Le voyage, pas l’arrivée – T S Eliot
The journey, not the arrival matters – T S Eliot
Once it was a despised area where the patients with an abominable diseases, were treated. Though it was a busy workplace courtesy of abundant natural freshwater it reeked of foul smell. And present-day, it’s a tourist attraction for its postcard-worthy, colourful vibrant avatar with rustic charm… what’s meant to be will always find a way, isn’t it?
Welcome to La Petite France which makes Strasbourg ‘sassy’!
Ile river crisscrosses the historic centre of Strassbourg gifting it a unique identity. To the southwest of Grand Ile, Ile divides into five canals resulting in an amazing delta. Its aerial view gives the impression that the river with its five fingers is trying to hold the city in its grasp. Out of the five canals, Zorn, Düntz, and Spitz are canals where one could find the mills from the 15th to 17th century and the rest two are navigation canals.
Proximity to waterbody invited tanners, fishermen, mill men, metal workers, washermen, and brewers to this area. The navigational canals provided excellent means of the trade fair. Thus resulting in a busy pace of life around the canals, as early as the 15th century. It became the de facto home for workers and the poor. Here, one could find as many as 100 wash-houses even at the turn of the 20th century.
Why the name?
The name, La Petite France, may indicate that it has something to do with the history or tradition, or architecture of France. Unfortunately, it’s not the case. Though it’s related to France, it’s out of an undesirable connection. In the Middle Ages, syphilis was called ‘Franzosenkrankheit’ meaning the ‘French disease’ or ‘French malaise’. The foot soldiers affected by ‘Franzosenkrankheit’ were brought and treated at the establishment in this area since1503. It was a marshy place then and was neglected apart from being looked down upon. By the beginning of the 18th century, the place was called Hôpital des Incurables (Hospital of Incurables). In 1795, the establishment was renamed La Petite France
Though the history has ignoble roots, at present it’s a must-have itinerary item for every Strasbourg visitor. Let’s find out…
La Petite France
La Petite France is a melange of old-world narrow cobblestone streets lined by the half-timbered houses of typical Alsatian style, the fulsome clear waters of the canals bound by the quays with sturdy railings, peppered with the bridges which often are flower-bedecked and historical monuments here and there.
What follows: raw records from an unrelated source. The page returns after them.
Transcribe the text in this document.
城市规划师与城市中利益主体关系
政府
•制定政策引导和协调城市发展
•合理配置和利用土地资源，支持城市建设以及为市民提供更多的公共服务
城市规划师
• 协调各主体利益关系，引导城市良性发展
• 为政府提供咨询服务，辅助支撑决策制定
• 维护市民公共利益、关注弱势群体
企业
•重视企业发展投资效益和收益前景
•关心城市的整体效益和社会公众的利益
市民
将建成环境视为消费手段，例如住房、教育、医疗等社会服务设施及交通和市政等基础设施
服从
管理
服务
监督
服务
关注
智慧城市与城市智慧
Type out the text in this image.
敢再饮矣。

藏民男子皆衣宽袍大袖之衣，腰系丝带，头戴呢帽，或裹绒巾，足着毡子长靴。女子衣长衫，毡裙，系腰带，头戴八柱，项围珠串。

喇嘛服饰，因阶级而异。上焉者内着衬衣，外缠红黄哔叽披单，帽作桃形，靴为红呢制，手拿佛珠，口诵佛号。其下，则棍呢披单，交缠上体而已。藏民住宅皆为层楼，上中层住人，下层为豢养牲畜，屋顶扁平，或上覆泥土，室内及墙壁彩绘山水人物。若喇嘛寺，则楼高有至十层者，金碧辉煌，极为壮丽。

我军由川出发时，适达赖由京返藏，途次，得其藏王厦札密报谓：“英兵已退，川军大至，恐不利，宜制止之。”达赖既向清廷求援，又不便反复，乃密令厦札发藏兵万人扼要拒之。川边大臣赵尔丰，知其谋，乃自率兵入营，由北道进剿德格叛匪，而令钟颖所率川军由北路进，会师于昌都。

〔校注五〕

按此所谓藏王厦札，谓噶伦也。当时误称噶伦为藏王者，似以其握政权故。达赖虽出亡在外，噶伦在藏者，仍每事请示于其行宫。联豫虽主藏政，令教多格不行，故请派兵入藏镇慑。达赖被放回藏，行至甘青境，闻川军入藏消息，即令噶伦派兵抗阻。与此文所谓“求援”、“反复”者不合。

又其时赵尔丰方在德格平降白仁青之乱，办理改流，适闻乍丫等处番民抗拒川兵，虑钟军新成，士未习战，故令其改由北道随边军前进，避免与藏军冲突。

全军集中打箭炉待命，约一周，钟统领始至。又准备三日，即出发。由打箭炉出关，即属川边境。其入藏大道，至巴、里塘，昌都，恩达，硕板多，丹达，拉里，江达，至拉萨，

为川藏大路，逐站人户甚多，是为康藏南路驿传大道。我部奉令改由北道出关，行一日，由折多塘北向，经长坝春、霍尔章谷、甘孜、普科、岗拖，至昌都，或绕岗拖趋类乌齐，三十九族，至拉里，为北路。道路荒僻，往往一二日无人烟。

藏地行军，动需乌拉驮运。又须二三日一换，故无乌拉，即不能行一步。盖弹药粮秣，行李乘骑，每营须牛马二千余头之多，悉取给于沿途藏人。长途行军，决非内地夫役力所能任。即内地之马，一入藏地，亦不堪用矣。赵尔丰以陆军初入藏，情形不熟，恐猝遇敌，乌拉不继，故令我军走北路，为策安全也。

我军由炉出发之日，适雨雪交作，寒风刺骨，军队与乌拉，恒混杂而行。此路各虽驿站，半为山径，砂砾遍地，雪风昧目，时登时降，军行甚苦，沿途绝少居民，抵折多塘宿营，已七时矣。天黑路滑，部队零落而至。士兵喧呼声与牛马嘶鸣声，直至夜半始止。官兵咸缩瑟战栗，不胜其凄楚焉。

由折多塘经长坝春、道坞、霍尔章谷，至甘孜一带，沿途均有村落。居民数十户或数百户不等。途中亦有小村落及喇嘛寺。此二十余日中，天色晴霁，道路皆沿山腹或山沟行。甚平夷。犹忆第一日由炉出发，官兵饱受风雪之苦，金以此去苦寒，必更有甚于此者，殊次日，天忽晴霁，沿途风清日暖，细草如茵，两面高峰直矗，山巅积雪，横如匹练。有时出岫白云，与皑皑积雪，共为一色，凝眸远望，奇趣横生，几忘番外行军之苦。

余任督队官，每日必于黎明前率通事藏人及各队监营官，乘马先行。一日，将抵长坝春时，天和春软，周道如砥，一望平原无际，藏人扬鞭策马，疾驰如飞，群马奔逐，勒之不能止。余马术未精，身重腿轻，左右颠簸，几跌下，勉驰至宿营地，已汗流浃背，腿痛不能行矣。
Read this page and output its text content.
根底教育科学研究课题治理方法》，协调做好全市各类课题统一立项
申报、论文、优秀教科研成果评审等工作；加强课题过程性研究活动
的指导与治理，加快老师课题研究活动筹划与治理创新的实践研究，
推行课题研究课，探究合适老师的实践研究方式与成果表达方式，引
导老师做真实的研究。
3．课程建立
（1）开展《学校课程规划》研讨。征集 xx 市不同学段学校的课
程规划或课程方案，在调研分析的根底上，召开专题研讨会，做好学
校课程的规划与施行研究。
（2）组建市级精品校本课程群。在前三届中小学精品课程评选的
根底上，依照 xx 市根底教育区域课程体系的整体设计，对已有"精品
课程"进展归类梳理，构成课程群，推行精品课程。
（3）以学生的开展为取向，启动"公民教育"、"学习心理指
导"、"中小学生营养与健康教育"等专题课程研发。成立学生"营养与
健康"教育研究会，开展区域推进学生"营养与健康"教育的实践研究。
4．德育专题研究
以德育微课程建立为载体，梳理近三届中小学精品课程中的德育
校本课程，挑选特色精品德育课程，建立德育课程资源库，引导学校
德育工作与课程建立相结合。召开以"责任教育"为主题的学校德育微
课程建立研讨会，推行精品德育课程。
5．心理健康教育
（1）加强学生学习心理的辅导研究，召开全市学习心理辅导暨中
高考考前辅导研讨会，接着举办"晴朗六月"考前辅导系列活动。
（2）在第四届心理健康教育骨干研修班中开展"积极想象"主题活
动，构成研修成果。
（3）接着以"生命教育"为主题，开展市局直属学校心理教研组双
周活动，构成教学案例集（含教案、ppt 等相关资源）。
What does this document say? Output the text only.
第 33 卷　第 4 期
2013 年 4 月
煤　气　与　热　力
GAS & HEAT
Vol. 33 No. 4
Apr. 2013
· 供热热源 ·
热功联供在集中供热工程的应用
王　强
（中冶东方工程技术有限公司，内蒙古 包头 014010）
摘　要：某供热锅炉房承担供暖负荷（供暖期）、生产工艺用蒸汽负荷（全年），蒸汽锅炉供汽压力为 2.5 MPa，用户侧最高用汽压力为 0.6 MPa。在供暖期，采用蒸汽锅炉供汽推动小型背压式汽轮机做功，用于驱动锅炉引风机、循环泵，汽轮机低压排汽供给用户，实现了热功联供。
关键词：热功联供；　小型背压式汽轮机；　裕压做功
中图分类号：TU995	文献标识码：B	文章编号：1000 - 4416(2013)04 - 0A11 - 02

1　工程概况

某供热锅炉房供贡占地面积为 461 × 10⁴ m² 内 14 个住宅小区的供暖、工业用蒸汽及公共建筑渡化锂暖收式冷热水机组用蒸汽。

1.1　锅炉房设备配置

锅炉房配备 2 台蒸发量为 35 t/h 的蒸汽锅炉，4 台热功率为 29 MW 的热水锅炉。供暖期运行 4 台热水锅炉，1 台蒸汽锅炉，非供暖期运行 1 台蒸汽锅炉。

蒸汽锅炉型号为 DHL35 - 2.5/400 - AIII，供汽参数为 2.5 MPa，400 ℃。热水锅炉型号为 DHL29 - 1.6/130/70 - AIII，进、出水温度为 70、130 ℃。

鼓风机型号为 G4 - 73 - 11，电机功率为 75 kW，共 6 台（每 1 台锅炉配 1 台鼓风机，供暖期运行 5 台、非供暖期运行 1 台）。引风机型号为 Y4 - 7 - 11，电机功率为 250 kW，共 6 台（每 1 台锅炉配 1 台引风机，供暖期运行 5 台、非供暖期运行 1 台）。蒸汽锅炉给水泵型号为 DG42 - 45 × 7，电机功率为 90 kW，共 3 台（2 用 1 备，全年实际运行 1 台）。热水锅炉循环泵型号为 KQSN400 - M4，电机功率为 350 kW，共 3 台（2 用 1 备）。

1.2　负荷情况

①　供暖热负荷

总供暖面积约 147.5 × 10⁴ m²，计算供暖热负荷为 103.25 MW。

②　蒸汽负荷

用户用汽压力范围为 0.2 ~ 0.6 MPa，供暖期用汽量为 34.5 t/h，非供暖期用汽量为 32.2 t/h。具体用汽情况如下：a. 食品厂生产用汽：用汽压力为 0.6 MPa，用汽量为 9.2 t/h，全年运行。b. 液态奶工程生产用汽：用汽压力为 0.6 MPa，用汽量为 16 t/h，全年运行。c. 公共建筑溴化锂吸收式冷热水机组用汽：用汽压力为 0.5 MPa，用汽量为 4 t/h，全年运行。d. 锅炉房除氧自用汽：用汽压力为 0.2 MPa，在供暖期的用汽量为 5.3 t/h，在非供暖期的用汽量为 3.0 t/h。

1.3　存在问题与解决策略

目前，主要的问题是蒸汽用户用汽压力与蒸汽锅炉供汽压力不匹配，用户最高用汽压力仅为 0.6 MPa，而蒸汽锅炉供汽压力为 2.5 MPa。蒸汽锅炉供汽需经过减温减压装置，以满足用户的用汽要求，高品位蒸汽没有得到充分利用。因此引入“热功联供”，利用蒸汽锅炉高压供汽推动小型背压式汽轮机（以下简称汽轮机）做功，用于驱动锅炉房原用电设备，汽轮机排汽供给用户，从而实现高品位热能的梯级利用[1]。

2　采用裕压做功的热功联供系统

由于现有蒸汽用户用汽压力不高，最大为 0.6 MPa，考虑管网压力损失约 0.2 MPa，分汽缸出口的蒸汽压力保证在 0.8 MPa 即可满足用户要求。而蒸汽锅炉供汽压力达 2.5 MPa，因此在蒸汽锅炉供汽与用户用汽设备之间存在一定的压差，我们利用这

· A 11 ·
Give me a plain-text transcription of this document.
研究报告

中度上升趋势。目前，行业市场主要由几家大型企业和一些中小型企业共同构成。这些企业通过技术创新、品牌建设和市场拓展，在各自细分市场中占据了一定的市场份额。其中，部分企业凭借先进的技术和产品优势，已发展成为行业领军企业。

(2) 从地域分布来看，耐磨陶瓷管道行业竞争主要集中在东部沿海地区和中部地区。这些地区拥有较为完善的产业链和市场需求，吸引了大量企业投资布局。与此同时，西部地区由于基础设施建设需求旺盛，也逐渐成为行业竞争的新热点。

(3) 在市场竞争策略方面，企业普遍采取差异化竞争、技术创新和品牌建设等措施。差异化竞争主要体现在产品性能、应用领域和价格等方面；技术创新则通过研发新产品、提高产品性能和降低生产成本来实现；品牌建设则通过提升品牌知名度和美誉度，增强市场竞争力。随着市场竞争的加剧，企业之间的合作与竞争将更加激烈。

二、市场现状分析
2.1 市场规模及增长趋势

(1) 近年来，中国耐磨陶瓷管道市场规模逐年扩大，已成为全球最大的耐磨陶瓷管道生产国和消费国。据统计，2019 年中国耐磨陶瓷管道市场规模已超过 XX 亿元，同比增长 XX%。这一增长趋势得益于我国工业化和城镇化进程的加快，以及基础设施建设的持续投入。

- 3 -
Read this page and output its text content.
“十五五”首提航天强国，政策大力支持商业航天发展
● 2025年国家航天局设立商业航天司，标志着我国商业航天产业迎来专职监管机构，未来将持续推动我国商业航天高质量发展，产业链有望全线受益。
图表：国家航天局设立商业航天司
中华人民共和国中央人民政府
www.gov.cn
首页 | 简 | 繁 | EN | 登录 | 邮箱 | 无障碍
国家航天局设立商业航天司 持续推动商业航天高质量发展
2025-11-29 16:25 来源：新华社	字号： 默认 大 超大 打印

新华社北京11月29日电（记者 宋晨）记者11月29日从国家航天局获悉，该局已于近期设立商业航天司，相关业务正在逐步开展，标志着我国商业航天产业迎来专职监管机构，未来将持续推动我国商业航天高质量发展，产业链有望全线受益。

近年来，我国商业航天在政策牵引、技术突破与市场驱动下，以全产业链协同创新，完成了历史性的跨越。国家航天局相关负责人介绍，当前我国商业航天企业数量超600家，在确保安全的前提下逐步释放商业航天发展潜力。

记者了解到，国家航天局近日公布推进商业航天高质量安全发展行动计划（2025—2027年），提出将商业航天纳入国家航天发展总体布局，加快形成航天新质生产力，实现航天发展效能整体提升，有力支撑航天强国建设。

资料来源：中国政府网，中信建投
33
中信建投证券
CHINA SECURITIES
La petite France starts with Place Benjamin -Zix and ends at Les Ponts Couvertes with some remarkable highlights in between.
Place Benjamin-Zix (Benjamin-Zix square) has the oldest tanners house, built-in 1572, Maison des Tanneurs. At present, it houses a fine-dine restaurant.
Very next to the square is the winding Rue du Bain-aux-Plantes. It is the tanner’s quarters. The white-coloured, half-timbered, well-preserved houses of the tanners dot the entire stretch of the alley. Don’t forget to notice the ventilated attics here which were used for drying the hides. Can you see why it must have been a place with a fetid smell?
Just round the corner is the ‘Pont Tournant’, aka Moulin’s footbridge. It’s a small, swivelling footbridge with a priority to the tour boats! Watching the bridge turn to the side and let the tour boat pass by is pure fun.
A few strides ahead is a stone bridge with two arches and a single column, Le Pont Saint-Martin (Saint Martin Bridge).
From here, one can view the mills, dams, locks, and charming waterside terraces.
As we stroll up, the massive guard towers of Les Ponts Couvertes (Covered Bridges) from the 13th century catch our attention.
Though the bridges are open to the sky now, they were covered for sheltering the soldiers guarding the city. Hence the name. There were 5 towers. However today one can find only four. Here one can see the five canals of the Ile river distinctively.
A little south of the covered bridges is an impressive structure. Built with the intention of fortifying the defence of the city, Barrage Vauban (Vauban dam) is a pink sand stone-built bridge with 13 arches. It was built in the 17th century during the reign of Lous XIV, by the French Engineer Jacques Tarade according to plans by Vauban. It was called Grande Ecluse (Grand Lock) then. The dam was meant to flood the south of Strasbourg when completely sealed as the Ill River wouldn’t then be flowing in its bed, bogging down the enemy army. At present, it is named after its chief architect. Its terrace offers a wonderful view of the Covered Bridges, Petite France, and the Cathedral (the picture above)
To end the scenic and memorable day, I would suggest some retail therapy. Shops around Grand Rue have everything you may want to buy like clothing, souvenirs, crockery, wine, and speciality teas. You can sip local beer or wine at one of the Alsatian eateries.
It’s time now to move on as the historical yet modern side of Strasbourg awaits!